Sand dunes bleed into ruins that lead into foreboding ocean beds. Like any true adventure, Journey is packed with visual variety that drives the sense of progression throughout the experience: the bright surroundings of your curious starting point are warm and homely, and contrast with the dark storms and eerie temples discovered as your adventure protracts. As bad weather sets in, the sense of weariness conveyed throughout the controller is unparalleled. The orchestral backdrop fades away to highlight the monotonous thud of your footsteps, accentuated by the slow, dwindling bursts of rumble passed through the DualShock 3 controller. The emotional payoff at the campaign's conclusion is by far one of the most evocative moments in games.

And emotion is something that’s present throughout Journey. It’s the kind of game able to make the hairs on the back of your neck stand on end – not once, not twice, but multiple times throughout its relatively short running time. But more than that, it’s a game that makes you feel. The sense of place is staggering, from the build-up of winds that dash around you in the campaign’s early environments to the sense of dread later on as a mysterious mechanical manta ray hunts for any sign of movement on the deserted sands below. It’s a game that asks many philosophical questions, but is never upfront about any of them. Whether you want to simply enjoy the sense of place or question the meaning behind the many graveyards surrounding you, Journey is bold enough to sit back and simply direct the adventure at your own pace.

Key to the sense of immersion is Austin Wintory’s outstanding orchestral score. The audio meanders throughout many tones during Journey’s course, from exotic up tempo xylophone-led jams through to intimidating string-driven discords. The pace of the soundtrack is perfect, with thatgamecompany using Wintory’s score to pick out crescendos in the gameplay. Sliding down a sand dune to harmonious melodies is one of the most empowering moments in games (if not media) and it creates a longstanding impression by which you’ll remember the game.

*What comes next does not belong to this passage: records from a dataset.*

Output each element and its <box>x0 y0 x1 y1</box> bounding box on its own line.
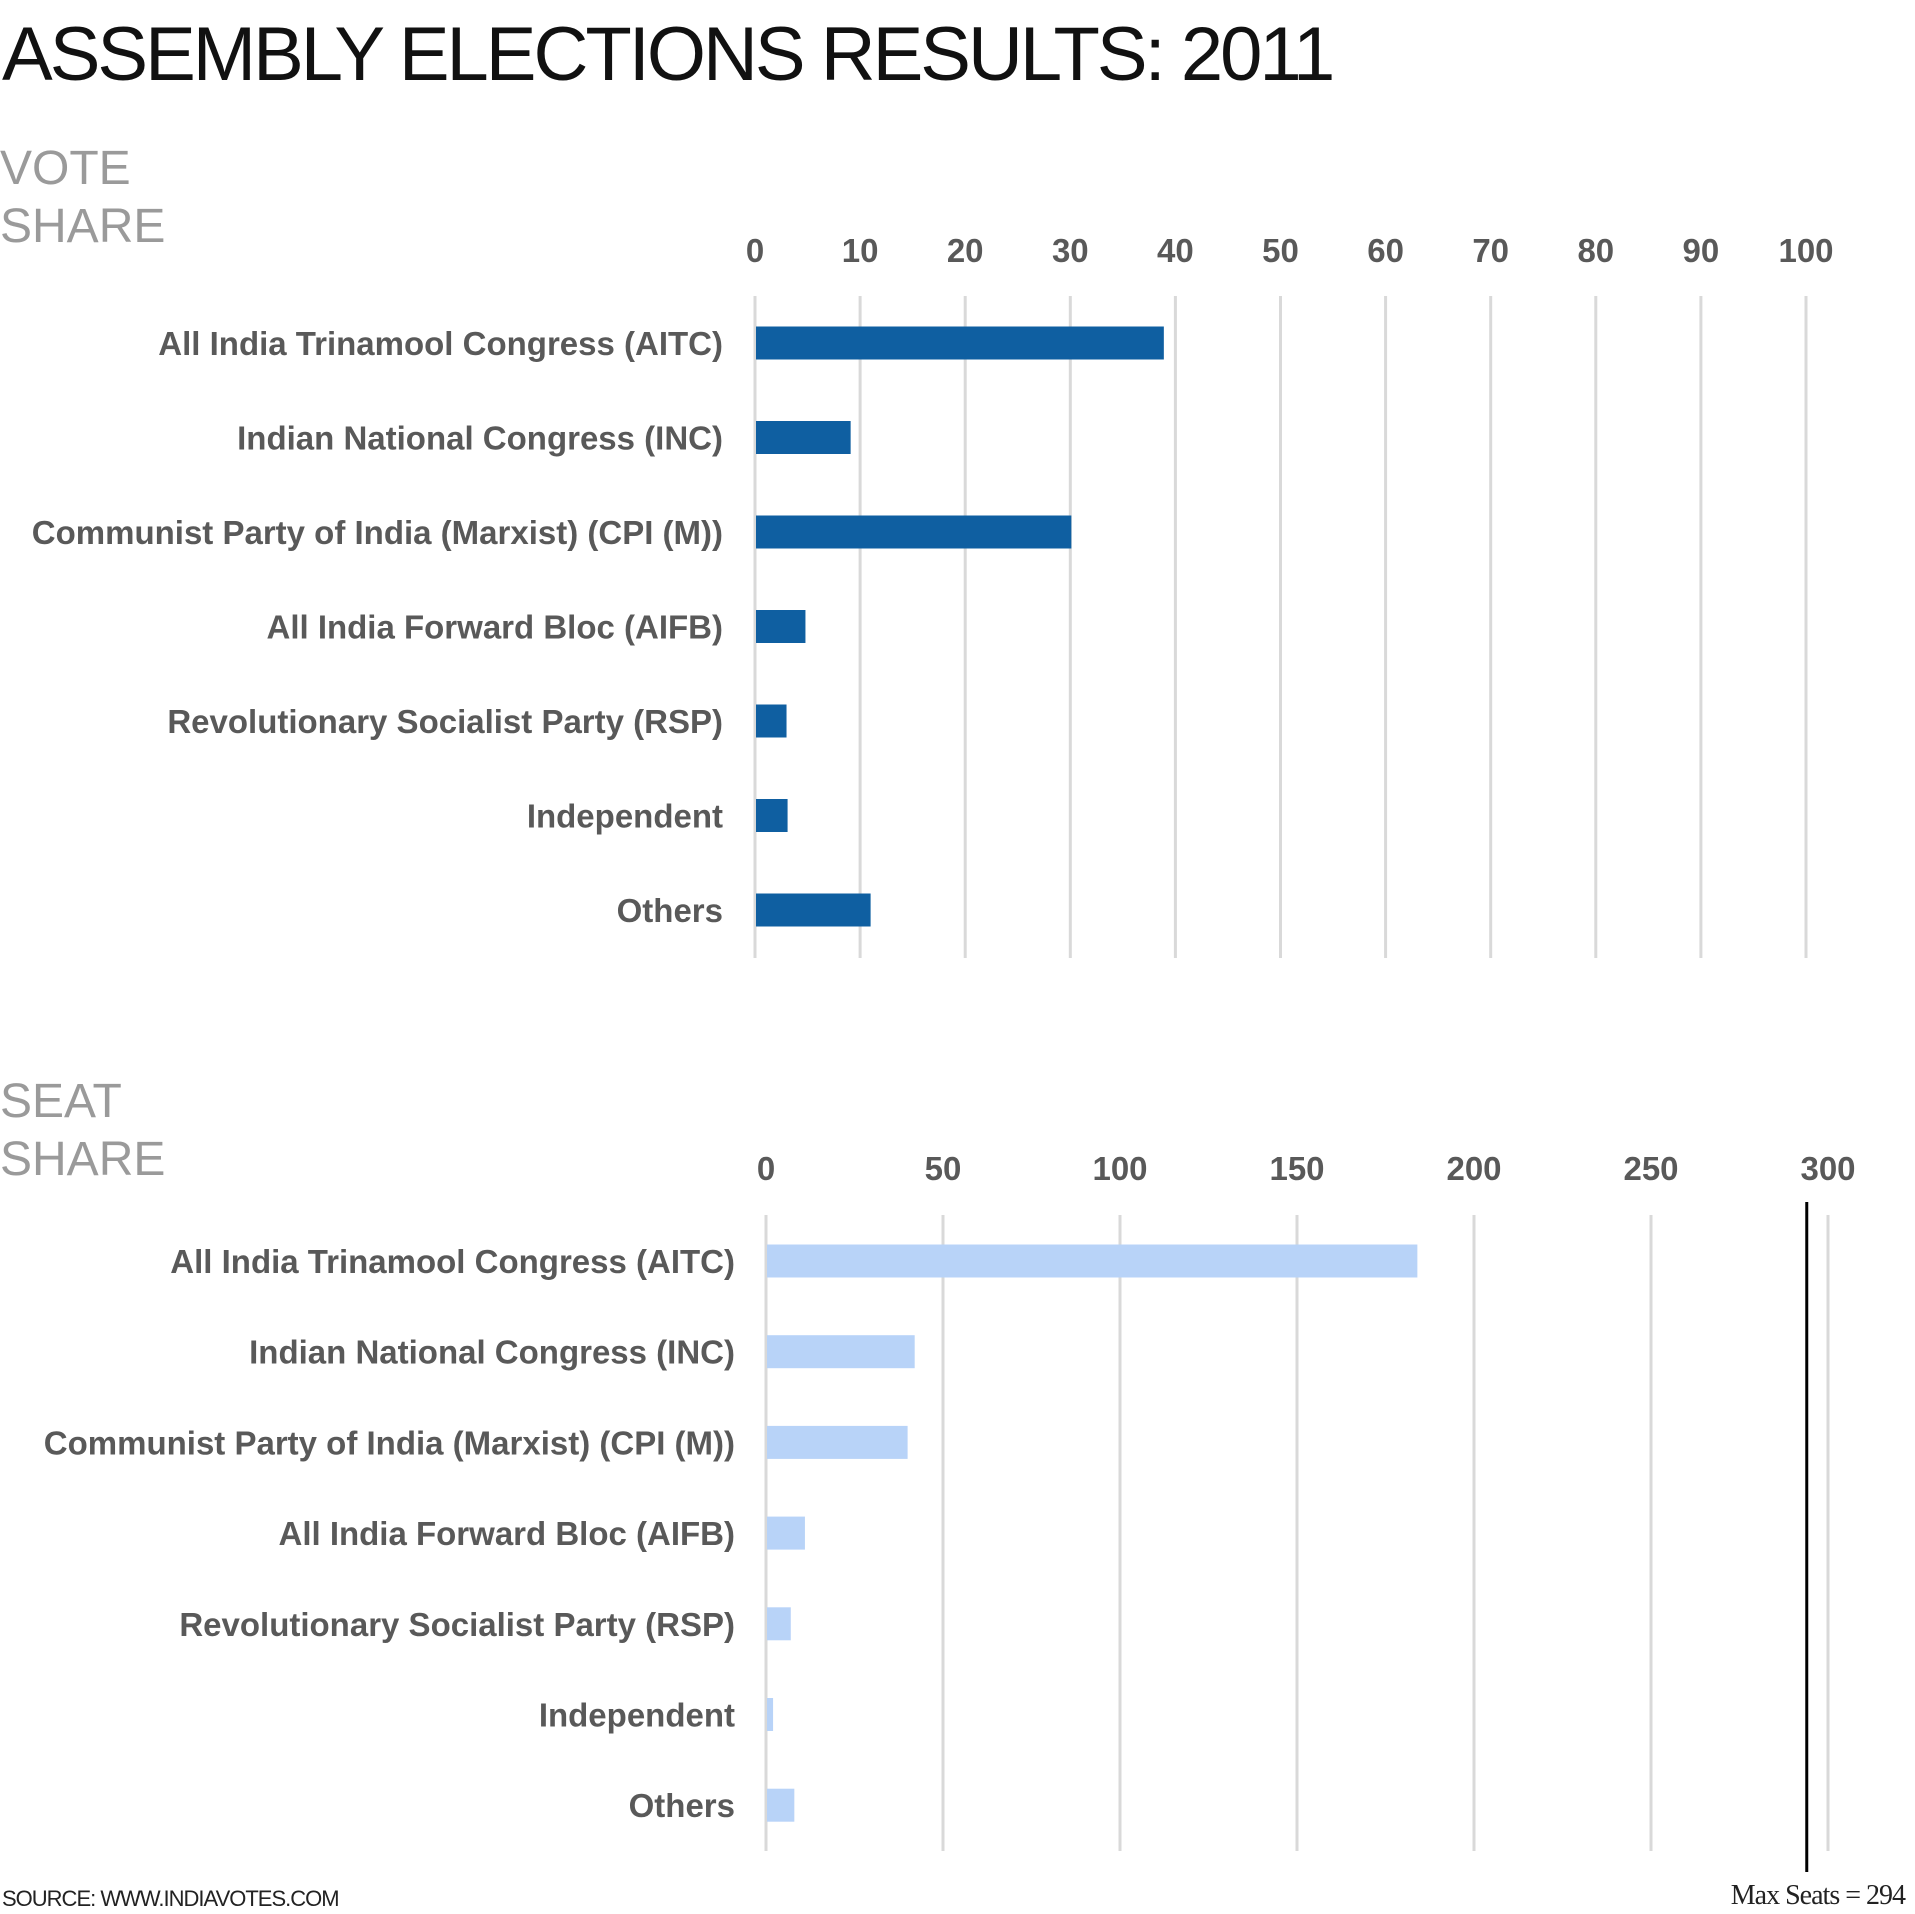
vote-category-label: Others <box>617 892 723 929</box>
seat-category-label: All India Trinamool Congress (AITC) <box>170 1243 735 1280</box>
seat-category-label: Independent <box>539 1697 735 1734</box>
vote-tick-label: 80 <box>1577 232 1614 269</box>
seat-category-label: Revolutionary Socialist Party (RSP) <box>179 1606 735 1643</box>
seat-tick-label: 300 <box>1800 1150 1855 1187</box>
page-title: ASSEMBLY ELECTIONS RESULTS: 2011 <box>2 12 1335 97</box>
vote-category-label: Indian National Congress (INC) <box>237 420 723 457</box>
vote-bar <box>756 893 871 927</box>
vote-bar <box>756 421 851 454</box>
seat-bar <box>767 1425 908 1459</box>
seat-tick-label: 0 <box>757 1150 775 1187</box>
vote-tick-label: 70 <box>1472 232 1509 269</box>
vote-tick-label: 50 <box>1262 232 1299 269</box>
seat-tick-label: 150 <box>1269 1150 1324 1187</box>
vote-tick-label: 20 <box>947 232 984 269</box>
seat-tick-label: 200 <box>1446 1150 1501 1187</box>
seat-heading-line2: SHARE <box>0 1133 166 1186</box>
seat-tick-label: 100 <box>1092 1150 1147 1187</box>
source-note: SOURCE: WWW.INDIAVOTES.COM <box>2 1886 340 1911</box>
vote-bar <box>756 610 806 643</box>
vote-tick-label: 0 <box>746 232 764 269</box>
vote-category-label: All India Trinamool Congress (AITC) <box>158 325 723 362</box>
vote-tick-label: 100 <box>1778 232 1833 269</box>
vote-category-label: Communist Party of India (Marxist) (CPI … <box>32 514 723 551</box>
seat-bar <box>767 1335 915 1369</box>
seat-bar <box>767 1698 774 1731</box>
vote-tick-label: 90 <box>1683 232 1720 269</box>
seat-category-label: Communist Party of India (Marxist) (CPI … <box>44 1424 735 1461</box>
seat-bar <box>767 1607 791 1641</box>
vote-tick-label: 60 <box>1367 232 1404 269</box>
vote-bar <box>756 704 787 738</box>
seat-tick-label: 250 <box>1623 1150 1678 1187</box>
vote-tick-label: 40 <box>1157 232 1194 269</box>
vote-bar <box>756 799 788 832</box>
seat-share-heading: SEAT SHARE <box>0 1073 165 1189</box>
vote-bar <box>756 326 1164 360</box>
seat-category-label: Indian National Congress (INC) <box>249 1334 735 1371</box>
seat-tick-label: 50 <box>925 1150 962 1187</box>
seat-bar <box>767 1788 795 1822</box>
seat-category-label: All India Forward Bloc (AIFB) <box>278 1515 735 1552</box>
seat-category-label: Others <box>629 1787 735 1824</box>
vote-bar <box>756 515 1072 549</box>
vote-heading-line1: VOTE <box>0 142 131 195</box>
vote-category-label: All India Forward Bloc (AIFB) <box>266 609 723 646</box>
seat-heading-line1: SEAT <box>0 1075 122 1128</box>
vote-category-label: Revolutionary Socialist Party (RSP) <box>167 703 723 740</box>
vote-tick-label: 10 <box>842 232 879 269</box>
seat-bar <box>767 1516 805 1550</box>
vote-category-label: Independent <box>527 798 723 835</box>
max-seats-note: Max Seats = 294 <box>1730 1880 1906 1911</box>
vote-share-chart: 0 10 20 30 40 50 60 70 80 90 100 All India Trinamoo… <box>32 232 1834 958</box>
vote-tick-label: 30 <box>1052 232 1089 269</box>
seat-bar <box>767 1244 1418 1278</box>
vote-heading-line2: SHARE <box>0 200 166 253</box>
vote-share-heading: VOTE SHARE <box>0 140 165 256</box>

It also doesn’t hurt that Journey is one of the most technically impressive games available on PlayStation 3. It might be a downloadable release, but Journey is on a par with the likes of God of War and Uncharted as an example of what Sony’s hardware can do. The sense of scale throughout is sublime, but it’s the littlest details that set Journey apart: sand parts naturally as you walk through it, creating a natural breadcrumb trail of your journey so far. Set the controller down and your protagonist will sit and sink into the sand, only to shake the residing granules off his clothing once you awaken him. The sand kicks up in swirls and ripples as the wind blows, creating makeshift waves by which you can surf from one side of the horizon to the other.

thatgamecompany also makes considered use of colour to orchestrate your journey. Golden skies transition into murky greens in order to convey the passing of time; red is a predominant colour throughout, used to conduct your path in the world.

And yet for all the activity within the environment, your adventure feels isolated unless you happen upon the company of another player. The game never opens up communication with your companion – you’ll never learn of your counterpart’s PSN username, nor be able to discuss strategies with them over voice chat – but you’ll feel a connection to them nonetheless. The game’s sing mechanic becomes the best means of communication, as you work within the game’s confines to form bonds and continue your journey together.

There’s no insistence for you to communicate with the other players you encounter; you might simply decide to wander past them like the crowds in a big city. That’s your prerogative — there’s no advantage to working with another player other than the draw of sharing your experience with a stranger. Your choices will depend entirely upon your personality.

Conclusion

Experiences like Journey don’t come around very often in any form of media. thatgamecompany’s crafted an interactive tour de force that’s triumphant in its ability to cycle through human emotions. It’s a game that demands your involvement on a spiritual level, rather than a purely mechanical one, and while it’s never preachy in its philosophical intentions, it’s hard not to get wrapped up in the divine nature of Journey’s tale.